Each cell comes with a finite set of instructions encoded in its DNA. Life, however, is unpredictable, and when circumstances change, animals need flexibility to acclimate. Now, U.S. National Science Foundation-supported research led by Joshua Rosenthal of the Marine Biological Laboratory and colleagues indicates that octopuses and their close relatives elegantly adjust to environmental challenges by tinkering with their RNA — an intermediary molecule that conveys DNA’s directions.
In a study appearing in the journal Cell, the researchers document an enormous uptick in RNA editing when octopuses, squid and cuttlefish, known as coleoid cephalopods, acclimate to cold water.
After cooling the octopuses’ tanks, the team saw increases in protein-altering activity at more than 13,000 RNA sites in the animals’ nervous systems. In two of these cases, they investigated how swapping out a single letter of the RNA molecule’s code alters the function of proteins the neurons produce.
Through RNA editing, the cephalopods appear to have found a unique way of tweaking their own physiology, according to Rosenthal.
“We’re used to thinking all living things are preprogrammed from birth with a certain set of instructions,” he says. “The idea the environment can influence that genetic information, as we’ve shown in cephalopods, is a new concept.”
A cell’s molecular machinery transcribes the instructions encoded in DNA into RNA, some of which goes on to make protein.
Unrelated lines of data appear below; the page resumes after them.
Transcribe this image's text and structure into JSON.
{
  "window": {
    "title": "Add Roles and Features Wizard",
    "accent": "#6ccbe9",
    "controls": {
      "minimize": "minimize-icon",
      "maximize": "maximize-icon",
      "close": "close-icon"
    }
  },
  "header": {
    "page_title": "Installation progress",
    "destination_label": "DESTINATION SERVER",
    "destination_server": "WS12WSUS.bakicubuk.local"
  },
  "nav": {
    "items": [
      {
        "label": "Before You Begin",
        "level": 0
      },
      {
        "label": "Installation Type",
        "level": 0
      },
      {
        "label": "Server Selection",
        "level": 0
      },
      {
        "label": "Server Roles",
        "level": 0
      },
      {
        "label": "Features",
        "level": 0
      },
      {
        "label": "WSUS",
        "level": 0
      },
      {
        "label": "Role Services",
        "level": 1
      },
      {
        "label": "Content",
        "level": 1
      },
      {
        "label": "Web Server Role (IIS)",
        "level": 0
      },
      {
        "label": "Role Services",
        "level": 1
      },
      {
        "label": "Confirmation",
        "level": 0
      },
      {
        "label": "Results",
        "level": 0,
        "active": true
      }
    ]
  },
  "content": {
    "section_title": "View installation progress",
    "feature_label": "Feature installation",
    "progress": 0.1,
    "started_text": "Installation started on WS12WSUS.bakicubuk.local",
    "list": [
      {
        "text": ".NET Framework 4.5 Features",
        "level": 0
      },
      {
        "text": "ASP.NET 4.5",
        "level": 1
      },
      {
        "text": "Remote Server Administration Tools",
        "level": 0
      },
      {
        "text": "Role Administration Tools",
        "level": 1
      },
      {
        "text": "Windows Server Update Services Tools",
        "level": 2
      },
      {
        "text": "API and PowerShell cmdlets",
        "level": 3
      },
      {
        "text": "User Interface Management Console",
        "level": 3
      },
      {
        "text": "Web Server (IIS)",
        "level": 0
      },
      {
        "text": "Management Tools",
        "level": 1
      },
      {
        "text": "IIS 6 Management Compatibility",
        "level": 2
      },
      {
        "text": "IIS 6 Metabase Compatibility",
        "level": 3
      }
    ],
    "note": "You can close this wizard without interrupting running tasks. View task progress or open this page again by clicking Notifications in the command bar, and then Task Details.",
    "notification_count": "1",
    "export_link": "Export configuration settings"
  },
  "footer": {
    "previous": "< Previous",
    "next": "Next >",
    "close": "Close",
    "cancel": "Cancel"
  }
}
Researchers have learned that cells have the capacity to swap one member of the four-letter genetic code, adenosine, for a substitute molecule, inosine, which behaves like guanosine, another one of the original four. While the same process occurs in humans and most other animals, it only rarely affects RNA that’s bound to produce protein.
The scientists focused on the effects of one factor, temperature, in the nervous system. Temperature matters because it governs the activity of enzymes, which in turn drive chemical reactions crucial to all physiological processes.
Like other cephalopods, the California two-spot octopus, Octopus bimaculoides, they studied cannot generate its own body heat to counteract the temperature drops that accompany tides, changes in water depth and seasons.
After acclimating octopuses to temperatures at the warm end of their natural range (22 degrees C/ 72 degrees F) and the cool end (about 13 degrees C / 55 degrees F), the researchers examined their RNA. Within the molecular code, they tracked activity at locations where they already knew editing occurs. In the octopuses in the cold tanks, they found significant increases in the protein-altering one-letter change at 13,285 sites. For those in the warm tanks, they found upticks at 550 such places.
“The discovery that shifts in water temperature cause rapid editing of the genetic information that codes for proteins key to nervous system function points to an ingenious mechanism by which octopuses, and potentially other animals, can adjust to change and achieve resilience in the face of environmental challenges,” said Edda Thiels, a program director in NSF’s Division of Integrative Organismal Systems.